Most important, we hear enough from the participants, both officer and enlisted, so that the “human factor” becomes apparent; this is no mere play-by-play. The author’s measured treatment of General Albert Sidney Johnston, derived from his earlier contribution to Chris Mackowksi and Kristopher D. White’s Turning Points of the American Civil War, will put the Lost Cause school in proper perspective for park visitors who might otherwise take inscriptions on monuments at face value. While effective Civil War generalship required leading from the front and getting the best from predominantly amateur armies, Johnston would not have tipped the strategic balance had he survived the war’s first mega bloodbath. The flip side, exemplified by fellow West Pointer William T. Sherman’s dismissal of accurate spot reports from newly commissioned volunteers, gets equal play.

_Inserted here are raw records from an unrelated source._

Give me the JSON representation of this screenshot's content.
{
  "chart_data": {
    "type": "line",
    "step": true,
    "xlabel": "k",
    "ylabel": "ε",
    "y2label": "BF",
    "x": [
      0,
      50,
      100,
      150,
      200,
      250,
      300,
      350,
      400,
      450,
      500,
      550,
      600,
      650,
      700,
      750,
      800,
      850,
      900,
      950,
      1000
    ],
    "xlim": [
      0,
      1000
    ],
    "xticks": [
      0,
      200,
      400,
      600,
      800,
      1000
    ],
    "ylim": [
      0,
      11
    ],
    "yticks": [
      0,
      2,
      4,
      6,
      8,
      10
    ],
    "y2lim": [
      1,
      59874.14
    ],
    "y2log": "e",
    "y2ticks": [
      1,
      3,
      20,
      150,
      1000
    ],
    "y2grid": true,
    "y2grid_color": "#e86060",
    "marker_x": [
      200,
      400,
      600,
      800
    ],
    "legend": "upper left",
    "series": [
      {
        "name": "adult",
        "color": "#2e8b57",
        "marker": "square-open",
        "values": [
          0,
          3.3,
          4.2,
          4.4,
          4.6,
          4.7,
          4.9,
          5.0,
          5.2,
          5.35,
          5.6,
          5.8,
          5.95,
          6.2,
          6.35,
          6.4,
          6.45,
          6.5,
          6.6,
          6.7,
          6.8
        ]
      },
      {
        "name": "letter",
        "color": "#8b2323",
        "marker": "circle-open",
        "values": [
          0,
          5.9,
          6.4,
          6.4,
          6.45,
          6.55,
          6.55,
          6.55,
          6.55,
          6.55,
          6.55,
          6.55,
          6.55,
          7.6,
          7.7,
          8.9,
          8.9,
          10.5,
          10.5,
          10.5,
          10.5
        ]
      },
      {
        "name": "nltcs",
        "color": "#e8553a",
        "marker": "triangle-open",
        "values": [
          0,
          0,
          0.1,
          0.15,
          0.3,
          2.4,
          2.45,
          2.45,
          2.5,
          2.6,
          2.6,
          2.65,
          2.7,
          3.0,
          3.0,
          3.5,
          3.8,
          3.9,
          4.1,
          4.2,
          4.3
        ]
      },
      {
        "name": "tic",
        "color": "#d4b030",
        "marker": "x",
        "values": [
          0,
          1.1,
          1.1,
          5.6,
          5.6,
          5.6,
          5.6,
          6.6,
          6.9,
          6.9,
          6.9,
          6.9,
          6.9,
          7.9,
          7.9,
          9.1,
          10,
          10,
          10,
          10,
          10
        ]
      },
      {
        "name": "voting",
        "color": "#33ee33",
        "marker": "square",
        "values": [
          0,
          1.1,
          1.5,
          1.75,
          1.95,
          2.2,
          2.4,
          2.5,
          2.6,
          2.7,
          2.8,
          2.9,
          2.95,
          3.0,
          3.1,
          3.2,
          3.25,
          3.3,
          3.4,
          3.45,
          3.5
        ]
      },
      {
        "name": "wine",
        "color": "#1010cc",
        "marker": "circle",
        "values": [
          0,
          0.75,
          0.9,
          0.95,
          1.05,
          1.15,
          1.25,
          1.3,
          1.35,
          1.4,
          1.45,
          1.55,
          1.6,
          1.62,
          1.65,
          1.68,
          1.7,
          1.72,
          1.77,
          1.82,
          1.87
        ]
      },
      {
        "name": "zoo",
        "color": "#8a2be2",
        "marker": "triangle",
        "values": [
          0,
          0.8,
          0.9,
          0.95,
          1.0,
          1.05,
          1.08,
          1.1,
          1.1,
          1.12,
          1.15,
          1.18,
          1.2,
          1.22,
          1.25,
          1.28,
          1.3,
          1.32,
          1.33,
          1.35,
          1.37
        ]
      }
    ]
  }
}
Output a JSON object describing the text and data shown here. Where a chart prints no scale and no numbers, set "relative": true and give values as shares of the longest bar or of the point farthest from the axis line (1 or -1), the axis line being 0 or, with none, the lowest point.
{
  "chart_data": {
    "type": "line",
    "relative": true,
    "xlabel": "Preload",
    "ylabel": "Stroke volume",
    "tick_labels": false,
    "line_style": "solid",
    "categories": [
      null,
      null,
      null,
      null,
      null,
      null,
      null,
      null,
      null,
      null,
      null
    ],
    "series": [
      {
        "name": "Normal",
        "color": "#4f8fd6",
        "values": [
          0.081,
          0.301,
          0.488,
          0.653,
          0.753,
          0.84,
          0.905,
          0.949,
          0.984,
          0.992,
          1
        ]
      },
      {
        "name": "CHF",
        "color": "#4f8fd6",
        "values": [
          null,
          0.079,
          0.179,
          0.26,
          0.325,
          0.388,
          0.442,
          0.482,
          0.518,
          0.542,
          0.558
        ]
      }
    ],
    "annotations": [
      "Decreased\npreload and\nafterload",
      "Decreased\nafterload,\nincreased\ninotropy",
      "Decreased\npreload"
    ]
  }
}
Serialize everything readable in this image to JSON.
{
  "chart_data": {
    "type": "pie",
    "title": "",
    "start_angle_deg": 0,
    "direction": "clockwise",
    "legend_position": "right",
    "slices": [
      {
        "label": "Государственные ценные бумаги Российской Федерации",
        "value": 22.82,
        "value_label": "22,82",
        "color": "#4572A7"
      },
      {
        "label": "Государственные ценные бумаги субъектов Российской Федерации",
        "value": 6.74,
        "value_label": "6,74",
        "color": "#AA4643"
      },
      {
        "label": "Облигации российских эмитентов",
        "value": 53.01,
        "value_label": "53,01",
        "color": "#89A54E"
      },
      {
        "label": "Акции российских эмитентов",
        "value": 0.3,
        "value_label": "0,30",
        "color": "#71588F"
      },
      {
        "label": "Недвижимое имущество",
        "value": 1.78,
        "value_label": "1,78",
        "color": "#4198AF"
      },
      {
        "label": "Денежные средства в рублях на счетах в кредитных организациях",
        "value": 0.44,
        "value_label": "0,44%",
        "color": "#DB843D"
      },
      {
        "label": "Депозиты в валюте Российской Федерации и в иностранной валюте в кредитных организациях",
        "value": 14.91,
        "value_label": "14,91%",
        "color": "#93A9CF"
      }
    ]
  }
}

Mertz presents his account in order of the park’s 32-stop driving tour, but he provides the essential chronological framework at the start of each chapter. Less conventional is his ability to define military terms and correct historical distortions in the text and captions without resorting to lengthy sidebars or otherwise disturbing the narrative flow: a welcome feature when treating a battle so fraught with mythology. The sunken road that was only rutted, the tree under which Sidney Johnston did not die, and the bloody pond that may not have been all that bloody are all there, along with compelling indications in keeping with more recent scholarship that Union resistance to eight Confederate assaults on the Hornet’s Nest did not by itself determine the battle’s result.

As for the dramatis personae, Benjamin Prentiss and other Hornet’s Nest survivors (including Shiloh’s first park historian, a veteran of the 12th Iowa) remain heroes, albeit heroes too close to their topic for intellectual detachment. That W.H.L. Wallace and Everett Peabody did not live long enough to write detailed after-action reports of their own could only have muddied the waters further—a factor far less obvious to casual tourists than historians. As for things going wrong in combat, Mertz leaves the impression that Wallace’s faith in Prentiss may have been as much to blame for his own death as the enemy. He also presents a compelling case for Johnston’s mortal wound possibly resulting from friendly fire.

Countering misconceptions is so central to Mertz’s mission that he devotes an entire appendix to Lew Wallace’s late arrival on April 6. It was written orders and not Wallace that got lost. Thus, Wallace marched his division to support Sherman’s right flank as per the orders he remembered, whereas Grant’s staff later claimed to have specified a different and more direct route. Only after at least two hours of marching did one of Grant’s staff officers catch Wallace and explain that Sherman’s division had fallen back. That Wallace had taken the Shunpike instead of the River Road was therefore no product of confusion, but one of intent. This scenario also illustrates perfectly the sort of blind man’s bluff played by commanders in the days before “real time” communication and aerial reconnaissance. Wallace’s actual mistakes—delaying for lunch and backtracking via a clumsy counter-column movement, instead of simply reversing his order of march—are duly noted.

So too has Grant’s post battle “spin” exerted a long-term effect on conventional wisdom. Having blamed Wallace for wasting five hours, Grant nevertheless hailed his evening arrival, rather than the Army of the Ohio’s, as the battle’s turning point. Convincing would-be critics that his own Army of the Tennessee had not needed help holding Pittsburg Landing while laying the most visible miscue at the feet of a subordinate was in Grant’s best interest—especially in the wake of such a colossal and well-publicized bloodletting.

The book contains ample illustrations, sufficient maps, and orders of battle for both sides, but no index or glossary of military terms. The glossary would have been particularly useful to park visitors unfamiliar with the text upon their arrival. These two quibbles notwithstanding, Mertz and the Emerging Civil War Series have given us excellent history in guidebook format.

 

 

John Daley is Professor of History at Pittsburg State University in Kansas.